Lon protease expression is stress-inducible; however, little is known about the regulation of lon protease expression. Hypoxia and ER stress are known to stimulate lon protease expression [10]. Here, treatment with cholesterol and palmitate induced ER stress and concomitant stimulation of lon protease expression (Fig. 2b, c). We assume that increase of lon protease expression under cholesterol and palmitate treatment is a protective mechanism of cells to maintain mitochondrial function against stressor, similar to the induction of glucose-regulated protein 78 kDa under ER stress responses [17, 24]. However, silencing of lon protease effectively blocked the increase of lon protease expression by treatment with cholesterol and palmitate (Fig. 2c). Even though treatment with cholesterol and palmitate, and transfection with Loni finally caused hepatic gluconeogenesis to increase and induced insulin resistance, the process that leads to insulin resistance does not seem to be identical.

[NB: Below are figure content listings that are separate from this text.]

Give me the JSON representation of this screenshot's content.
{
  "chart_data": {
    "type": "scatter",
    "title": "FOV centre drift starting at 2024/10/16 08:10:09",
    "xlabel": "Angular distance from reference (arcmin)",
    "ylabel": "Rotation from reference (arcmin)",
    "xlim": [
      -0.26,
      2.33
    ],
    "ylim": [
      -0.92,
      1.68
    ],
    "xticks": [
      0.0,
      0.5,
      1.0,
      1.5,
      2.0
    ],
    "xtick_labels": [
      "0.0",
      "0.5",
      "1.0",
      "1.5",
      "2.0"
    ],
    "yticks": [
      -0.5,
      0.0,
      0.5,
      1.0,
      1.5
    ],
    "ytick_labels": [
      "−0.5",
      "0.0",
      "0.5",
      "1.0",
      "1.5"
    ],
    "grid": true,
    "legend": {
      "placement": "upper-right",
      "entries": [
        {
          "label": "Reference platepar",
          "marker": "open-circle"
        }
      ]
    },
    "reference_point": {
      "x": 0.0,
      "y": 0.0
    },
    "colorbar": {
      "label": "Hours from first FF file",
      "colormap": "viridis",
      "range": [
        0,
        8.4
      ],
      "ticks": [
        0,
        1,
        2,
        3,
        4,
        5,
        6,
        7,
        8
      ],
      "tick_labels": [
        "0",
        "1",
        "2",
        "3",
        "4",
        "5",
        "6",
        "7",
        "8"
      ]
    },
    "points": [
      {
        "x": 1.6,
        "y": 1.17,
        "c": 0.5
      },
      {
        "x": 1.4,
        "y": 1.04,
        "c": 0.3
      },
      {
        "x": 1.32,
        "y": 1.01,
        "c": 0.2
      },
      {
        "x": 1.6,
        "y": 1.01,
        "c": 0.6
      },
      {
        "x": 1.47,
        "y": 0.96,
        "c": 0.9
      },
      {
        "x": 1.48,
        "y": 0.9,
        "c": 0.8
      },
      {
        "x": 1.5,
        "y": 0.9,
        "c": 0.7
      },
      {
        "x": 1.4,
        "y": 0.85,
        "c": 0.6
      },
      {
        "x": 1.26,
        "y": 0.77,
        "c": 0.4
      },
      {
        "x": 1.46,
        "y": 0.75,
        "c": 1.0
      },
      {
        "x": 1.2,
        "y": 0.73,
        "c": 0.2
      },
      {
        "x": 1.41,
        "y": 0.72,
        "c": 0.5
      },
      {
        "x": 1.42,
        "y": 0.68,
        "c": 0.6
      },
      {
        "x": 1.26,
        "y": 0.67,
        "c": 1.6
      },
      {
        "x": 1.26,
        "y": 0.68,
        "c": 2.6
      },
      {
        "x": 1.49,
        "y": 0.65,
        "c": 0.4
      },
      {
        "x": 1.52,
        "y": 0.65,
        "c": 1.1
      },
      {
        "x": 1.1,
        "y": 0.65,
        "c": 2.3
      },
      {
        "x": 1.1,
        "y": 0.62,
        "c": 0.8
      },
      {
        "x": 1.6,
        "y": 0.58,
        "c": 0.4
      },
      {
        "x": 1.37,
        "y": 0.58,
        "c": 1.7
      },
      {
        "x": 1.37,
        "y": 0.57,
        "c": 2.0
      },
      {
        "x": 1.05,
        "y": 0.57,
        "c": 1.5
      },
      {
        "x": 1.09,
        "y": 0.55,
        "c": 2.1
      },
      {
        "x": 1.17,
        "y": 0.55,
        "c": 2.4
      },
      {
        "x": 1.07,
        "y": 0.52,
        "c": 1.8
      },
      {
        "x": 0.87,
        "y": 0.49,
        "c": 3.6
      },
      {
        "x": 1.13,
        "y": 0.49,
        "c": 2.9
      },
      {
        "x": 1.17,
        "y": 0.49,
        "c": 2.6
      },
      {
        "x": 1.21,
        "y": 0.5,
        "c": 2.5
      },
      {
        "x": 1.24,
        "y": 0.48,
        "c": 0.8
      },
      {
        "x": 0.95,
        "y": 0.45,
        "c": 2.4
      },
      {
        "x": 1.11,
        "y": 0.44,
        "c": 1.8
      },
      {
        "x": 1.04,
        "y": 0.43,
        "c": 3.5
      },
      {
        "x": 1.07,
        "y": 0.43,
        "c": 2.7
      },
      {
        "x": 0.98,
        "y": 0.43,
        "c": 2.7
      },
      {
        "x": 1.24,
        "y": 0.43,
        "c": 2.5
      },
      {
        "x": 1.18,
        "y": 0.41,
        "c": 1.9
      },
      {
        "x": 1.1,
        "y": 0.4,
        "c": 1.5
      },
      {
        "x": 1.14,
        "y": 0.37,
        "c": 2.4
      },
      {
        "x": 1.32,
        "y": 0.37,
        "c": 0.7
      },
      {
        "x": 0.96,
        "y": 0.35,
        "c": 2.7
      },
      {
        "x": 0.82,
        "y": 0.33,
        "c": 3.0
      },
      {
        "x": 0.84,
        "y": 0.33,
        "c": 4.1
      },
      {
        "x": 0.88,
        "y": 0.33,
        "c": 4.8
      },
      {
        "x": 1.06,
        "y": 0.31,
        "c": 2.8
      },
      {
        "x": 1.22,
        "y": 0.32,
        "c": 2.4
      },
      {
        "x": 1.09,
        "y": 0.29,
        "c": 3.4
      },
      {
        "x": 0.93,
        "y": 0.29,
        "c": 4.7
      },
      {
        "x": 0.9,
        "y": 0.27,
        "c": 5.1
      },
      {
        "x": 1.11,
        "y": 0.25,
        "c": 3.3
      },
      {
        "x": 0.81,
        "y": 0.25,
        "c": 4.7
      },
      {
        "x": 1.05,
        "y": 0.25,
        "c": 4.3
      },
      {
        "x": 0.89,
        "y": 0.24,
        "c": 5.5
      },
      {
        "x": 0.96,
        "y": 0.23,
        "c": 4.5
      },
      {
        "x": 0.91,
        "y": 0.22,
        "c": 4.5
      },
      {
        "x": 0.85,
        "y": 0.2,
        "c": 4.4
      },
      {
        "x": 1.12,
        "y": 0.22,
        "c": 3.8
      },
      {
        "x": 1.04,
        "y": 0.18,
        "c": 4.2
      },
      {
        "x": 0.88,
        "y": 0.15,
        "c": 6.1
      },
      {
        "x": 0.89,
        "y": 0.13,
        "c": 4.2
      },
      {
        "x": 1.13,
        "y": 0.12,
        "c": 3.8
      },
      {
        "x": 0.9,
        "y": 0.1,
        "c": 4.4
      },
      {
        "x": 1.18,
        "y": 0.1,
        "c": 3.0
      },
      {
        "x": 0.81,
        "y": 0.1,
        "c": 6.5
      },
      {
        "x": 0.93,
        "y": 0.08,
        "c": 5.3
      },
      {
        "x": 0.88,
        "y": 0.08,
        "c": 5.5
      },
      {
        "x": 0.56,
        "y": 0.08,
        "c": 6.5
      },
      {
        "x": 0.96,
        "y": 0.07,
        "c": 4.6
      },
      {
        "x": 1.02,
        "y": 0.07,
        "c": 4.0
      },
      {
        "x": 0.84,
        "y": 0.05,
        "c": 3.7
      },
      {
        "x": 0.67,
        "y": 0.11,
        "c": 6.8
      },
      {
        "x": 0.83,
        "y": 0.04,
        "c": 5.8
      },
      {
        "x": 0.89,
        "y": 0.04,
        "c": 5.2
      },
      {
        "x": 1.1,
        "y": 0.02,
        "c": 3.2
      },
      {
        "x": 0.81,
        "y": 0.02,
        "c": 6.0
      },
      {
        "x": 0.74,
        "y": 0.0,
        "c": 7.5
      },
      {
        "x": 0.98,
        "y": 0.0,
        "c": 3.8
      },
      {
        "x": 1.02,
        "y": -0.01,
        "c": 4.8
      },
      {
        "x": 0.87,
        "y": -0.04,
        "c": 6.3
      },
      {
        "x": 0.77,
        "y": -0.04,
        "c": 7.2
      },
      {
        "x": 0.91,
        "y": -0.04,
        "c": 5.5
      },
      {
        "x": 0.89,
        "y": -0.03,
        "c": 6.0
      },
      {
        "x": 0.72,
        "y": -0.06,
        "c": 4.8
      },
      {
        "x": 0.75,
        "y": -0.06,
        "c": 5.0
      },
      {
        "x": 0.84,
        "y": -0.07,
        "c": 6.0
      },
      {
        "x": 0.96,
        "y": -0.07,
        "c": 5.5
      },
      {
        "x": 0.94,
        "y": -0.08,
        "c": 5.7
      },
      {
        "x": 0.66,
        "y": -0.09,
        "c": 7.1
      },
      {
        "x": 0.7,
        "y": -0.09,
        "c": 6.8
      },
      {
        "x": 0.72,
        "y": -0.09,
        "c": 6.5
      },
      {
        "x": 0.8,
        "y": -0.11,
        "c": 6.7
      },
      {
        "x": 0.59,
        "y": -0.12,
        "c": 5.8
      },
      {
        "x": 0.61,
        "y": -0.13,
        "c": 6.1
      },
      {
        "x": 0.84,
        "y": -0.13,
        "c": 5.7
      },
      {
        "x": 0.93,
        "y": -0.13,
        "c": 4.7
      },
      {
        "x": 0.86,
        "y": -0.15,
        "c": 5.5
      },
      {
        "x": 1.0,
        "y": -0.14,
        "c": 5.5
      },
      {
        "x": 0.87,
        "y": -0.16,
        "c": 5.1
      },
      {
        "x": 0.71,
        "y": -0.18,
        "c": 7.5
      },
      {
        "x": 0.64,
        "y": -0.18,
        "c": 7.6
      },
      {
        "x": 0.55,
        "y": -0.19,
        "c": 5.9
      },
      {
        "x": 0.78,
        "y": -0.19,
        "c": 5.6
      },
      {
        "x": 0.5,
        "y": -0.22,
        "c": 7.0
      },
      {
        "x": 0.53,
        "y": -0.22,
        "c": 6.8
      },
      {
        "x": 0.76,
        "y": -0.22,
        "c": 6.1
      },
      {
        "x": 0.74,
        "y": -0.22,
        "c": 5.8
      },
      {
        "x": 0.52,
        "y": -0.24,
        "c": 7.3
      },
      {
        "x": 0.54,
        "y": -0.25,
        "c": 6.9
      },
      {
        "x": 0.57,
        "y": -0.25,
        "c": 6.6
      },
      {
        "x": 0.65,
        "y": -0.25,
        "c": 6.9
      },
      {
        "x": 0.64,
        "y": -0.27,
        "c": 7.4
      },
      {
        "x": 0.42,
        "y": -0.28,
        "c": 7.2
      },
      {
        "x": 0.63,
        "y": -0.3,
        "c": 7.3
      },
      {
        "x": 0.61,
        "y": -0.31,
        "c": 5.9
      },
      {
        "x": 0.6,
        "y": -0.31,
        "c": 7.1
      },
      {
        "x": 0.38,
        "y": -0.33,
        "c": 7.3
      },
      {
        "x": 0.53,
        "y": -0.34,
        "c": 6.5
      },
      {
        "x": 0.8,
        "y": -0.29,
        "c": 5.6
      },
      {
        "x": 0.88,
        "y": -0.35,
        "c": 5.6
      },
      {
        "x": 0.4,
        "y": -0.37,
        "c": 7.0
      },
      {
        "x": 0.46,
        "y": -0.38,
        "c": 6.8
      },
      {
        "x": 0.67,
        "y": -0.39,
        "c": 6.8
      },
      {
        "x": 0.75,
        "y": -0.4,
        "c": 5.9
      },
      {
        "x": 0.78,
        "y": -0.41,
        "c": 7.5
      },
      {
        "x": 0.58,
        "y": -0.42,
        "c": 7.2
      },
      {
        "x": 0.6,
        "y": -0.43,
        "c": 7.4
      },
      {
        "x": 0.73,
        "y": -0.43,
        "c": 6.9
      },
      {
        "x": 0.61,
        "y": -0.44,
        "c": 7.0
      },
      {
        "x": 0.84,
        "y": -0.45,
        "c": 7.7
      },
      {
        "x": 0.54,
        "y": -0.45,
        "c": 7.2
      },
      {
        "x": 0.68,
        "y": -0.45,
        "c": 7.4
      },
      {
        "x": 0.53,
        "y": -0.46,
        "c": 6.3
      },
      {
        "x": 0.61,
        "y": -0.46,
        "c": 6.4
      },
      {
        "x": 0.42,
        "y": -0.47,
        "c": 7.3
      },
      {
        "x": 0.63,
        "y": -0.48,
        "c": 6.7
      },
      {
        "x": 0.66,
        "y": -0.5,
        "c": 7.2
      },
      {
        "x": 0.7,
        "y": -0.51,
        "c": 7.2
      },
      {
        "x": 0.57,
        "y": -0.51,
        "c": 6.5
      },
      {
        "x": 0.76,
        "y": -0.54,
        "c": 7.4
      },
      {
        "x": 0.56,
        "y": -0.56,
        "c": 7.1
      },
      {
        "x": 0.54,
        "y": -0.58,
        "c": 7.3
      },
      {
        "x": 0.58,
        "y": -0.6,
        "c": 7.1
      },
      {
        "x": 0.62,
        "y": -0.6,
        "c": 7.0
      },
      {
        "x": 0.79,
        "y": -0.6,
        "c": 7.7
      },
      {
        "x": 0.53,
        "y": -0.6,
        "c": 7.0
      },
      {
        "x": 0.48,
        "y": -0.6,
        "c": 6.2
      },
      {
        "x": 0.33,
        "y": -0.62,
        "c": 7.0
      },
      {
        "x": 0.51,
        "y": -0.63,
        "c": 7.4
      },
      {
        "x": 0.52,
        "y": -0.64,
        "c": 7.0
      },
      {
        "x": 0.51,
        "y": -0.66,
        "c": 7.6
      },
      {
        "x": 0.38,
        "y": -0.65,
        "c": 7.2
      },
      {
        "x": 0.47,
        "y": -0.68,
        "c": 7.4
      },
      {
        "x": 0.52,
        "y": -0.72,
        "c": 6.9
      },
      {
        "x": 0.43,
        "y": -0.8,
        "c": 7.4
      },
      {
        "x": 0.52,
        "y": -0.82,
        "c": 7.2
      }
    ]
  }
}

Bota et al. have shown that downregulation of lon protease in WI-38 VA-13 human lung fibroblast leads to mitochondrial dysfunction and apoptosis [14]. We observed mitochondrial dysfunction, but did not see cell death by transfection with Loni (Fig. 1c). We postulate that the different cells used in the experiments (human lung fibroblasts vs human liver cells) and the degree of reduction of lon protease expression may explain this discrepancy. Bota et al. also described that the expression of lon protease was not detected 4 days after transfection with lon antisense oligonucleotide. Conversely, we found reduced but still detectable expression of lon protease at 3–4 days after transfection with Loni (Fig. 1a). Similarly to the way ER stress, which induces insulin resistance, can cause apoptosis when stress exceeds a threshold, the reduction of lon protease and concomitant mitochondrial dysfunction may at first lead to insulin resistance, then gradually cause cellular apoptosis by increasing the degree of lon protease reduction. Indeed, overproduction of lon protease causes death in Escherichia coli and leads to tumorigenic transformation in eukaryotes [33]; moreover, reduced production of lon protease leads to cellular defects as shown by others [5, 9] and our results here, implying that expression of lon protease must be tightly controlled. However, the mechanisms or factors participating in the regulation of lon protease remain to be established.

In summary, we demonstrated a unique molecular mechanism that causes hepatic insulin resistance. Specifically, lon protease deficiency leads to mitochondrial dysfunction, which ultimately leads to insulin resistance. Thus, mitochondrial lon protease acts to maintain the fitness of mitochondria, thereby preventing conversion to a pathological status.